Para Sartre, o que faz surgir uma presença como pessoa, pelo puro movimento nadificador da reflexão, não é a pessoa de um ego que não passa do signo da personalidade (SARTRE, 2003), mas o fato de existir para si como presença a si. E depois desse primeiro movimento da presença a si, vem o segundo movimento, o movimento da ipseidade.

Na ipseidade, Sartre diz que toda possibilidade reflete sobre si a sua própria consciência, tornando-a aquilo que é (SARTRE, 1943). A ipseidade gera um laço de nadificação onde a pura presença, como ser de possibilidade faz-se como Para-si (SARTRE, 1943).

O Para-si, portanto, seria uma presença fora de si, sem ego, jogado para seus projeto e liberdade. Esse livre ser das lonjuras do ego reflexivo interior dar-se do modo de falta e constrói sua ipseidade fora de si pela experiência, pelo projeto e pela consciência imaginativa que nos faz pessoa (ABOULAFIA, 1992).

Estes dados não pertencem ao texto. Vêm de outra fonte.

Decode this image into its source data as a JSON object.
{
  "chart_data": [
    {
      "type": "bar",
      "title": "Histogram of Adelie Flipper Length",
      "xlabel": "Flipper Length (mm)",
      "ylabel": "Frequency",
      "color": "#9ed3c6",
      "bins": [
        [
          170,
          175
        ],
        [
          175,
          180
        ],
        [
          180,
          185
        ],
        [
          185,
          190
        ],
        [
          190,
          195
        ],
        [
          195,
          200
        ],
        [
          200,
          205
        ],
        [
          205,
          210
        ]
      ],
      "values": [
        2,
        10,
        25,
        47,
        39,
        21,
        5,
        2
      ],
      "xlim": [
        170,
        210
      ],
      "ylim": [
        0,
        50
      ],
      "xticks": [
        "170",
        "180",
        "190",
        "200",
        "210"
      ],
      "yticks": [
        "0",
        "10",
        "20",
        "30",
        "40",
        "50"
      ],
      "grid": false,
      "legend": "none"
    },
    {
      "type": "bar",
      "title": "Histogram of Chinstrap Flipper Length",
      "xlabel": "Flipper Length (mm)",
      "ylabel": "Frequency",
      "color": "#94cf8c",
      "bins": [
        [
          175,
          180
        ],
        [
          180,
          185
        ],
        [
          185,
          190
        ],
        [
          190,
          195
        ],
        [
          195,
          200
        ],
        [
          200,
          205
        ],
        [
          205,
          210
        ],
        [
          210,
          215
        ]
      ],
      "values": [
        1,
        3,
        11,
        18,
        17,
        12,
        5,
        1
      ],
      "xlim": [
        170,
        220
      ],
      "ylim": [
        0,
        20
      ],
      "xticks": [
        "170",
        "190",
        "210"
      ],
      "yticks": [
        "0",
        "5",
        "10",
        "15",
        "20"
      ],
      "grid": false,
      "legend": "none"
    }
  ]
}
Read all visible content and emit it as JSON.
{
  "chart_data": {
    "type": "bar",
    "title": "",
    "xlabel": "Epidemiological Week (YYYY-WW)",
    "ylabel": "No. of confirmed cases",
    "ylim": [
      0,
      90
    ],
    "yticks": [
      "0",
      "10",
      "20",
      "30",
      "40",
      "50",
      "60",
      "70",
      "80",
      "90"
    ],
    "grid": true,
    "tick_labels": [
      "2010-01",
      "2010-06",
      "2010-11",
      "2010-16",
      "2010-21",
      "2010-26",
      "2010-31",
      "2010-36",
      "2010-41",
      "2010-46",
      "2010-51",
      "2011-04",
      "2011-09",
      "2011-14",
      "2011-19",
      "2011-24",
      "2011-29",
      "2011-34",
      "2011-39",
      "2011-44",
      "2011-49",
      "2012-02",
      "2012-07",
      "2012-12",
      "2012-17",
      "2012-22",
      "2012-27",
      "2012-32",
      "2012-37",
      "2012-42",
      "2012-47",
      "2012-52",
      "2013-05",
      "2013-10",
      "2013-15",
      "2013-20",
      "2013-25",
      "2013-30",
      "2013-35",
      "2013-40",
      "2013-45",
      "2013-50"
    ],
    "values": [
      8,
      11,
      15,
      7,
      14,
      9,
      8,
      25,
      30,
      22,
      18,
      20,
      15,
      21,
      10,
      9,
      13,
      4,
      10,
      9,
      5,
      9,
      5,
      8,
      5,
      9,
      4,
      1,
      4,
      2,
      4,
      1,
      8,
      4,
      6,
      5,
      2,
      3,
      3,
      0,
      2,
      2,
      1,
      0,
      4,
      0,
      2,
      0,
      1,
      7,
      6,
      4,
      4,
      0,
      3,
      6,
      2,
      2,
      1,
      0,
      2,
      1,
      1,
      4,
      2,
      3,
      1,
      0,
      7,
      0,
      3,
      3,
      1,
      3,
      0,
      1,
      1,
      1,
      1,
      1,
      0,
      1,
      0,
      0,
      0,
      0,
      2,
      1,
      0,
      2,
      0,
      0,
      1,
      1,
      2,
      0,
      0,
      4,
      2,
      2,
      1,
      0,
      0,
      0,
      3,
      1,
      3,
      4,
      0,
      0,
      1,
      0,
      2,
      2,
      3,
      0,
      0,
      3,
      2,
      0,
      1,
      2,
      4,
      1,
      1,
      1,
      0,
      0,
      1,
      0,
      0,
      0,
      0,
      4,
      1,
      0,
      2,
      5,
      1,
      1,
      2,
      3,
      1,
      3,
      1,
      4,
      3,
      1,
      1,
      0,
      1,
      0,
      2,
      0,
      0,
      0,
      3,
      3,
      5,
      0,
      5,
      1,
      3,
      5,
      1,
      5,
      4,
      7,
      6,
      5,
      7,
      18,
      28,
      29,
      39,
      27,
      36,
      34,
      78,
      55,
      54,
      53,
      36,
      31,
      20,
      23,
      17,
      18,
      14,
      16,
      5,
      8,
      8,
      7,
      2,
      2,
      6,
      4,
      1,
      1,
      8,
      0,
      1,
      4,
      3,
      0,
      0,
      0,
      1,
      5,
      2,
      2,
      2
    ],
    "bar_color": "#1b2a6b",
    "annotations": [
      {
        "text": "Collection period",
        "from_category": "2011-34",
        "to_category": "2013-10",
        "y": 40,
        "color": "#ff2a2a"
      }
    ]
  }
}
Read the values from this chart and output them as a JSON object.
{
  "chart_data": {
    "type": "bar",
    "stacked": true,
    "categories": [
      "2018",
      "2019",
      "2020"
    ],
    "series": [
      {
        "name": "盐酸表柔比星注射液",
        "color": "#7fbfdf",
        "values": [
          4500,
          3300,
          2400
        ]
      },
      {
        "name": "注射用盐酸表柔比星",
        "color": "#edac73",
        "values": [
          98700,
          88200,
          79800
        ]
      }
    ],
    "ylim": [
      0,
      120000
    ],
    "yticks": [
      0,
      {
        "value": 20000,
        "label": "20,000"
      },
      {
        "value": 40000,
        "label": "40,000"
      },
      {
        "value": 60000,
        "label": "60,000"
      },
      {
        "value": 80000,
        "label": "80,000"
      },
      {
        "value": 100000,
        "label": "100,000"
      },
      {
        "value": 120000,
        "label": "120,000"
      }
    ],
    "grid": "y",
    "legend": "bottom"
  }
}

Sartre, contudo, descreve a pessoa como liberdade. Com efeito, o possível, que é meu possível, é Para-si possível e, como tal, presença ao Em-si como consciência do Em-si (SARTRE, 1943). Mas, sem o mundo do Em-si, que é o mundo dos objetos e dos

37

fatos "não há ipseidade, nem pessoa, e sem ipseidade não há mundo", diz Sartre (SARTRE, 1943. p. 168. Trad. nossa).

Com efeito, mundo e ipseidade humana se encontram no tempo da possibilidade, ambos se fundam e se findam num tempo que não é nem futuro enquanto acaso, nem presente, nem passado, mas possibilidade. Para Sartre o possível é aquilo que falta ao Para-si para ser si mesmo. Nesse sentido, o ser Para-si procura na lonjura o si, esta busca, Sartre chama de circuito da ipseidade (SARTRE, 1943). Já a relação do Para-si com o possível que ele é em contato com uma totalidade de seres, a esta totalidade atravessada pelo circuito da ipseidade é o que Sartre vai chamar de mundo.

Até à terceira parte da obra O Ser e o Nada, o Para-si apresenta-se como um ser em nada diferente do cogito cartesiano, o próprio Sartre assume isso quando diz "o ser do cogito apareceu-nos como sendo o ser-Para-si". (SARTRE, 2003. p. 157). Entretanto, a seguir, o que aparece como fenómeno segundo a especulação de Sartre, na verdade não é o cogito.

Com efeito, Sartre tem um problema que é o problema da "relação originária entre a consciência e o ser" (SARTRE, 2003. p. 157). Esse problema de desvelamento do ser, ele o expõe no final da sessão sobre "O eu e o circuito da ipseidade" (SARTRE, 2003, p. 157), quando diz que o ser do Para-si precisa ser elucidado, para aprofundar o problema que mais lhe preocupa, ou seja, a relação originária entre consciência e ser, já que o cogito, questionado pela fenomenologia, não guarda em si todas as respostas epistemológicas para a ontologia sartriana. Com efeito, o problema da relação originária entre consciência e ser, como código pré ontológico é o que tentaremos investigar no nosso percurso sobre O Ser e o Nada, mas primeiro precisaremos examinar os temas da ipseidade e do tempo.